The implicit bargain of online media — that a vast majority of writers will publish Content so that websites can afford to employ people who do Journalism — is a raw deal. It is also The “organizational constraint” under which most contemporary journalists labor. If you believe that the media gives meaning to things by writing about them, the impulse to publish just about anything for the sake of filling the page can scan as abdication. But in a field like video game journalism, where there’s — let’s face it — a shortage of need to make sense of “an overwhelming flow of events,” words and stories are produced in service of the KPIs that are, in theory, guarantors of employment. When I worked at Launcher, we had a monthly traffic goal. It was not a terribly high bar to clear, but it was the underlying logic (an “organizational constraint,” in Carey’s words) that defined our publishing cadence. We published a low enough volume of pieces that every story had some measurable impact when it came to hitting the traffic goal (and if it didn’t, that was a problem). Did we publish “I’ve Just Gotta Write Something” type stories now and again? I certainly did. 

That’s not a black mark on Launcher’s record. It is a fact of the business of publishing online.

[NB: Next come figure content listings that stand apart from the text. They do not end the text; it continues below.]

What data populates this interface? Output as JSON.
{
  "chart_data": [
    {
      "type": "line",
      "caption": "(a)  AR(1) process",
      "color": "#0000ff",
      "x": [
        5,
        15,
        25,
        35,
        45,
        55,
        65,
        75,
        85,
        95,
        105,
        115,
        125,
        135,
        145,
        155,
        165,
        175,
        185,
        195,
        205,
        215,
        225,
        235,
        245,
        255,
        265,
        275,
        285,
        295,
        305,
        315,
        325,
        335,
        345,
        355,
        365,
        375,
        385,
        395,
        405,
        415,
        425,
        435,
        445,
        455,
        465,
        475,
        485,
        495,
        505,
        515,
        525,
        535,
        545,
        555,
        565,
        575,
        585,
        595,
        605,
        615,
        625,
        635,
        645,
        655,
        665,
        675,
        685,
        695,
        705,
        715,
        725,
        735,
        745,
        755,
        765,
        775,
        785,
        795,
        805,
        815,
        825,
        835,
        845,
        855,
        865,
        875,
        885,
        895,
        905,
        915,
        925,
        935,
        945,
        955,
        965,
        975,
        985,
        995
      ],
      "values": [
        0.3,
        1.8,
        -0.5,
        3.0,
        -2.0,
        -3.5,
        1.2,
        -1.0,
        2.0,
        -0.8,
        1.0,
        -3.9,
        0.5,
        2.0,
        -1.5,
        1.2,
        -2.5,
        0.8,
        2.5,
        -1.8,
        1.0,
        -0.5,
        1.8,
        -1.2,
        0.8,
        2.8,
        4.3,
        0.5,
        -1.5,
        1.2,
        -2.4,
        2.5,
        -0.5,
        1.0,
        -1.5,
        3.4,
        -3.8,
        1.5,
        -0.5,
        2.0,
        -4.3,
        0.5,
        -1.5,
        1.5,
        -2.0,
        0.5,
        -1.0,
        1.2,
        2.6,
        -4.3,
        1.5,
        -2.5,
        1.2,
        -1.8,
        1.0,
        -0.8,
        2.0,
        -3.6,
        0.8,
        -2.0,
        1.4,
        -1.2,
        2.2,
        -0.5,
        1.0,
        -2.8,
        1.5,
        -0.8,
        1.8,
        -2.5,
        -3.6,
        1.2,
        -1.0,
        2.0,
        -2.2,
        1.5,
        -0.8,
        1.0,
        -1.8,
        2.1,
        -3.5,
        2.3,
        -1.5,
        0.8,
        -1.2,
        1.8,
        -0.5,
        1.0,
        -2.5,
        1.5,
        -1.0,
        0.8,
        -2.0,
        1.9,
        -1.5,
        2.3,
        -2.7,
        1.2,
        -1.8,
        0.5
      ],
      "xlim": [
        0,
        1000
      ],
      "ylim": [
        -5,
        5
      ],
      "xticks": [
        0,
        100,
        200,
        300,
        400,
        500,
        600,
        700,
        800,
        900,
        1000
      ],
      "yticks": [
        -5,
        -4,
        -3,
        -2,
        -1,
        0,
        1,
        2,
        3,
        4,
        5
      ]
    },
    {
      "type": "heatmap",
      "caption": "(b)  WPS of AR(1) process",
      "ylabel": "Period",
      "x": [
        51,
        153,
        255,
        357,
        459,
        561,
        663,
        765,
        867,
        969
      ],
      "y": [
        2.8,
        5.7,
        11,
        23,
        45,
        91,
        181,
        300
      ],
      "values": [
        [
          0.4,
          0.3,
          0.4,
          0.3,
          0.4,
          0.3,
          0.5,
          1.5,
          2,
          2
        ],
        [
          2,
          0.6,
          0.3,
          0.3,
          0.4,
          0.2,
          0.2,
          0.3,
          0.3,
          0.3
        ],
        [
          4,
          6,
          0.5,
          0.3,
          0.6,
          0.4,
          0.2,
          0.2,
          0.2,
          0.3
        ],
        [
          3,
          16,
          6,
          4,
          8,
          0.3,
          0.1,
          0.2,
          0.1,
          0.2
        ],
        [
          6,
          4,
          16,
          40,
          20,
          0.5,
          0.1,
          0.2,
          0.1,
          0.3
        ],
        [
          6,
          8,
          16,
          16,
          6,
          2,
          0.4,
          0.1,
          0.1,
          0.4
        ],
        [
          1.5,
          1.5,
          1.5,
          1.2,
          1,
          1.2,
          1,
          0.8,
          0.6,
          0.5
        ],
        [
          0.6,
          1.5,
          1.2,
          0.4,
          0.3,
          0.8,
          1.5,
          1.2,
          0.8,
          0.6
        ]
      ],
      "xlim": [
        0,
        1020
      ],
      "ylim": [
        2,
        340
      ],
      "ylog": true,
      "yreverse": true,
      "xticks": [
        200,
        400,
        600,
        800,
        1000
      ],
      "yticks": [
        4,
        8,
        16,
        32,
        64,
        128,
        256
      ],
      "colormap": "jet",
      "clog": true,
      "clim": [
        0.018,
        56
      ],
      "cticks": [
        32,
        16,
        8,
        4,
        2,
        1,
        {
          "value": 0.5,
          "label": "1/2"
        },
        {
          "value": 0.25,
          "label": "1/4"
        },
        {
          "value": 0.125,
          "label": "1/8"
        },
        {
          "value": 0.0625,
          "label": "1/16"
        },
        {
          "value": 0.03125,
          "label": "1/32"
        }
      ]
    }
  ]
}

It would be a mistake to pretend that every stupid article’s faults can be traced back to or excused by the pressures of publishing. But at any job where output is quantifiable, sometimes it’s ok to just produce. (Reserve your harsh judgement for the 10,000 word stories that were lavished with attention but still turned out like shit.) Journalists who buy into the “mission” of the profession are particularly hard on themselves about this, but if you believe (or even just understand) that self-worth and performance at work are discrete quantities, this is not really a radical idea.

So if you see a video game outlet publishing maybe somewhat superficial work, the generous read is that writing — even about something as fun (!) as video games — is just a job. And sometimes, work sucks! Rather than wishing that an outlet go under over a dull day’s work, in a sane world, that would be a point of solidarity.

Thanks for reading ReaderGrev! Consider sharing it with a friend, on Discord, Twitter, LinkedIn, or even a subreddit where folks might appreciate it. Word of mouth helps this newsletter grow!

If you have a tip, I can be reached on Twitter at @LeaderGrev, or via email at mikhail (at) readergrev (dot) com.

If you’d like to become a paid subscriber and receive exclusive access to more content like this, subscribe on Patreon.

  1. I will also just not be critiquing certain stories/outlets for professional reasons 🤐 (!)

  2. This was, at least, my observation. It’s always hard to base an argument around “people were saying [thing] online” because it’s hard to prove scale. If you’re reading this footnote I know you f w me so it’s no big deal, but I promise that I saw a bunch of copy/pasted screenshots of this article in tweets from guys complaining about Kotaku.

  3. The funny thing about the virtue signaling around the dick and balls story specifically is that beyond the garish headline, the article is really the kind of story that people who hate Kotaku should like. It highlights a tiny funny detail from a game that demonstrates the writer’s familiarity with the series. It’s also not very long, which makes it easier to read if you’re bad at reading. People have all sorts of beef with this writer but this story seems pretty unimpeachable!